I continue shooting pictures as fast as I can, knowing the soldiers do not want me in the building photographing their dead friends and in case of a secondary blast, I knew that my time to document the scene would be extremely limited.
It seems like the building is packed with bodies and people are literally frantic removing the dead, as if their pace may bring some of them back.
Looking around the building the walls are pocked with thousands of small, round holes from the ball bearings in the suicide belt. There is human flesh coated in dirt on almost every surface.
I turn around and face the courtyard and notice an Iraqi soldier who was obviously in such a state of shock he could barely function.
I aim my camera one more time to snap a shot of some of the dead American Marines. Before being told by one of the soldiers that they are under orders to remove me from the scene.
They claim it is for my own safety and take me out to one of the armored vehicles. I watch out the window as US soldiers collect body parts from the street and place them in a tarp.
After a total of not more than five or ten minutes with my camera out, my chances to take photos are gone.
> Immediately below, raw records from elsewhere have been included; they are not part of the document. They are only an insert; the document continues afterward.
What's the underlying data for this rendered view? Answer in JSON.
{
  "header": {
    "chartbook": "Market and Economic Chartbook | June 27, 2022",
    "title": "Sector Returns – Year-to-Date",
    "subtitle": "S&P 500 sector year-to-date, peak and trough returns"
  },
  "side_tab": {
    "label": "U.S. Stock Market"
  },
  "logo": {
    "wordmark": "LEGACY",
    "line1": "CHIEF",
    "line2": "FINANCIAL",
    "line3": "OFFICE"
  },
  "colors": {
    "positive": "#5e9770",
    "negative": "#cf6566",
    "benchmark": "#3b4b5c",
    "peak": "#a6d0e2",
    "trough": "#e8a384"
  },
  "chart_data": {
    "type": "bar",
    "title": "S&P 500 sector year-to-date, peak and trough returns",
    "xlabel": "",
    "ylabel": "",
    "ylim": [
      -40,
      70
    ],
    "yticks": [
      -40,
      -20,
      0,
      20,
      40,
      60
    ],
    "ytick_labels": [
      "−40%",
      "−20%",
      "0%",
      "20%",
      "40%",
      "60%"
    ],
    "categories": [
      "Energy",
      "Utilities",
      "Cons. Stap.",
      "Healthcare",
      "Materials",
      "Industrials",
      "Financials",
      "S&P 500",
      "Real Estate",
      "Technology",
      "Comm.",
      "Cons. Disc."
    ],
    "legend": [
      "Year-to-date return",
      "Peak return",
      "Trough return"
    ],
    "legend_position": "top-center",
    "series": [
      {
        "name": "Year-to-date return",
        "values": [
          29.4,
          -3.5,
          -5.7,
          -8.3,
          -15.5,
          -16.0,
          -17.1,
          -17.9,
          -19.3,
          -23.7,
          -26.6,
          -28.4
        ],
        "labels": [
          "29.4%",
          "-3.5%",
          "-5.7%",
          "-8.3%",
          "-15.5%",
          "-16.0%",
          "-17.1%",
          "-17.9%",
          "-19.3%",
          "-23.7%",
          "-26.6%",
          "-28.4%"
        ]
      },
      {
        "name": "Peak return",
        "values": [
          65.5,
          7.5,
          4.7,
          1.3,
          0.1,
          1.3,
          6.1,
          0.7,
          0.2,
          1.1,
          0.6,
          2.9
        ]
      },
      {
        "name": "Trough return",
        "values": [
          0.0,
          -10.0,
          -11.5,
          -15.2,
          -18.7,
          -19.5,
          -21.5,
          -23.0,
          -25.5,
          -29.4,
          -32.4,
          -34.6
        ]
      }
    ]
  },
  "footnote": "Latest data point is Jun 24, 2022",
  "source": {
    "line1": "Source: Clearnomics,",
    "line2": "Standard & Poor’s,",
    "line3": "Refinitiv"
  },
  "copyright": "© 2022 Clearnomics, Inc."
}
Whatever I was able to capture in that chaos will be the only documentation of this event.
No part of this story is unusual, which is quite sad. I just heard that the total dead today is just over 100 people in this area. Multiply that number by the number of witnesses, family members and friends and multiply that number by the number of days in a year, then by the number of years of war.
I think people underestimate the impact of war and I think that is why I am here with my camera, fingers crossed, hoping to capture images that speak truth and enlighten.